Like the transition from school to university, my thoughts and ideas were all of a sudden valued and became crucial in shaping a toolkit. What would I – a disgruntled student – need from my SU if I was making a complaint? A flyer for external support? A diagram of the process of the OIA?
The OIA was a little cosmopolitan town, with each department running in its own way but always learning, always growing. Thursday afternoons had a dedicated time to discuss complicated cases, or how institutions may have treated their students and the resolutions they offered. I was sometimes surprised by some of the outcomes offered to students despite what had happened to them. Meetings were held with the Disability Experts Panel to advise on mitigating circumstances, and disability issues to ensure the OIA was best informed before making final decisions.

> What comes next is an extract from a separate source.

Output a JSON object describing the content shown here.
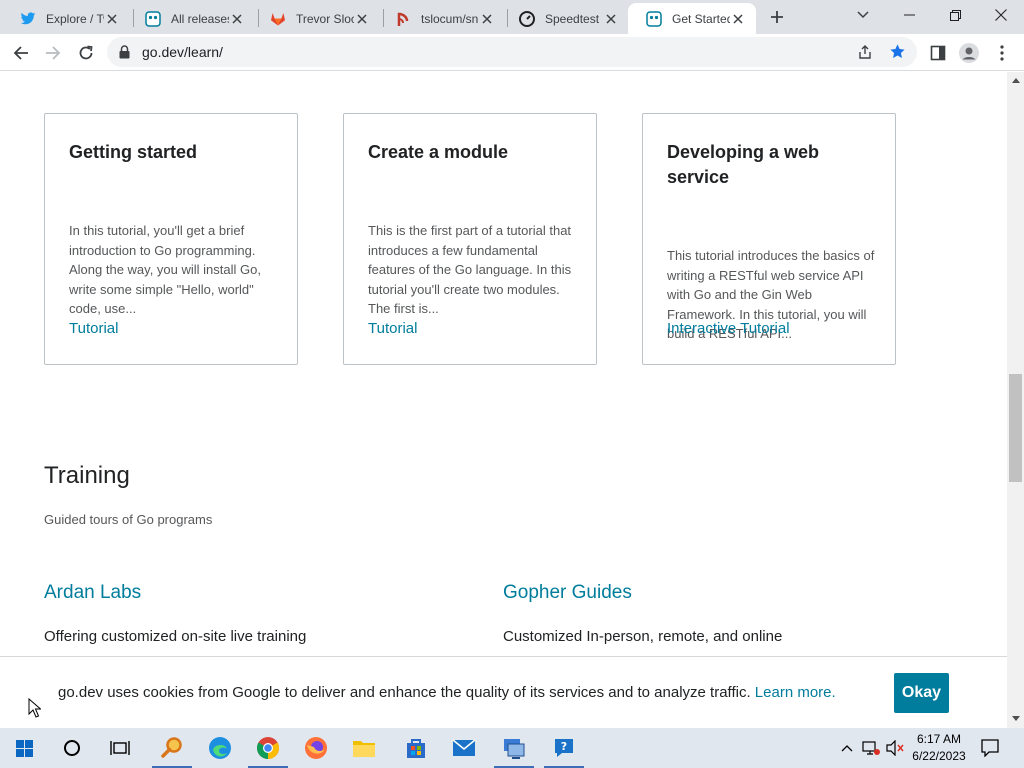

Some cases were locked down because of the nature of the case, others sent straight through to a case handler because of the urgency of needing to address an issue. Cases were never just stuck in pile gathering dust.
Data
One of my roles was to look at the collation of institutions’ complaints regulations, and I was surprised at the various ways in these documents that the OIA was referred to so tentatively. I wondered if these documents were more there to dissuade a student instead of empowering them. Was that why I was here to show students can be empowered in this place, and be a way to show the OIA is here for students?
It was amusing to note on the project I worked on how you could easily tell by the comments from higher education institutions who worked closely with students, and who had probably never met one since they had been at university. There appeared still to be a lot of work to do to break down the barriers and remove the us versus them mentality.

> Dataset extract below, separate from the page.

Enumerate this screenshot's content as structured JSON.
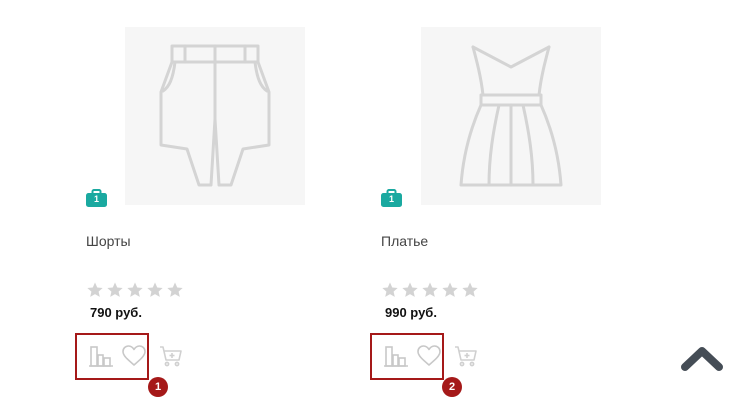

Why couldn’t everyone just see that whether you are a student or institution, things can only be improved if it is a collaborative transparent process? I don’t want to take away from students or institutions own experience, but my time at the OIA showed me an environment which wanted to improve itself and individuals they worked with. I just wish more people knew about it or even better never needed to do.

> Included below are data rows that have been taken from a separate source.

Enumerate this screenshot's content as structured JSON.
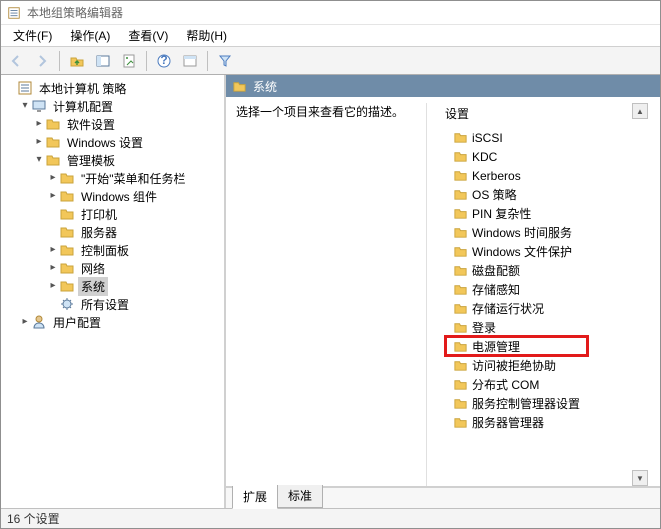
{
  "window_title": "本地组策略编辑器",
  "menus": {
    "file": "文件(F)",
    "action": "操作(A)",
    "view": "查看(V)",
    "help": "帮助(H)"
  },
  "tree": {
    "root": "本地计算机 策略",
    "computer_config": "计算机配置",
    "software_settings": "软件设置",
    "windows_settings": "Windows 设置",
    "admin_templates": "管理模板",
    "start_menu": "\"开始\"菜单和任务栏",
    "windows_components": "Windows 组件",
    "printers": "打印机",
    "server": "服务器",
    "control_panel": "控制面板",
    "network": "网络",
    "system": "系统",
    "all_settings": "所有设置",
    "user_config": "用户配置"
  },
  "header_title": "系统",
  "description_prompt": "选择一个项目来查看它的描述。",
  "column_header": "设置",
  "items": [
    "iSCSI",
    "KDC",
    "Kerberos",
    "OS 策略",
    "PIN 复杂性",
    "Windows 时间服务",
    "Windows 文件保护",
    "磁盘配额",
    "存储感知",
    "存储运行状况",
    "登录",
    "电源管理",
    "访问被拒绝协助",
    "分布式 COM",
    "服务控制管理器设置",
    "服务器管理器"
  ],
  "tabs": {
    "extended": "扩展",
    "standard": "标准"
  },
  "status": "16 个设置"
}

Ideally, SRBs and Registry should be working in partnership to create regulations that work and there would be no need for the OIA. There is a Jam lyric that comes to mind ‘but you find out life isn’t like that….’
Casework can be very adversarial. There is simply so much at stake now that the HE system has been marketised. That is where the ‘us and them’ culture can come from. Complaints can be a very pressurised environment. The Registry Team that I used to deal with were understaffed and the last thing you need in that situation is a bolshy SU rep pointing out that the regulations are not being followed correctly.
If an institution is understaffed it doesn’t really excuse how some places treat their students. I would rather have a “bulshy SU rep” reminding my institution about following their own regulations and fix the problem early on. Otherwise you get a lot of institutions getting away with bad practise, and nothing ever being done to change and improve.
If university was free maybe it would be different, but if I’m choosing to take out a £50,000 loan. I would at least expect an institution to follow their rules, and not make excuses when the issue is bad practise not understaffing. You can have all the funding and staff but bad practise still occurs, hence the need for some accountability by organisations like the OIA.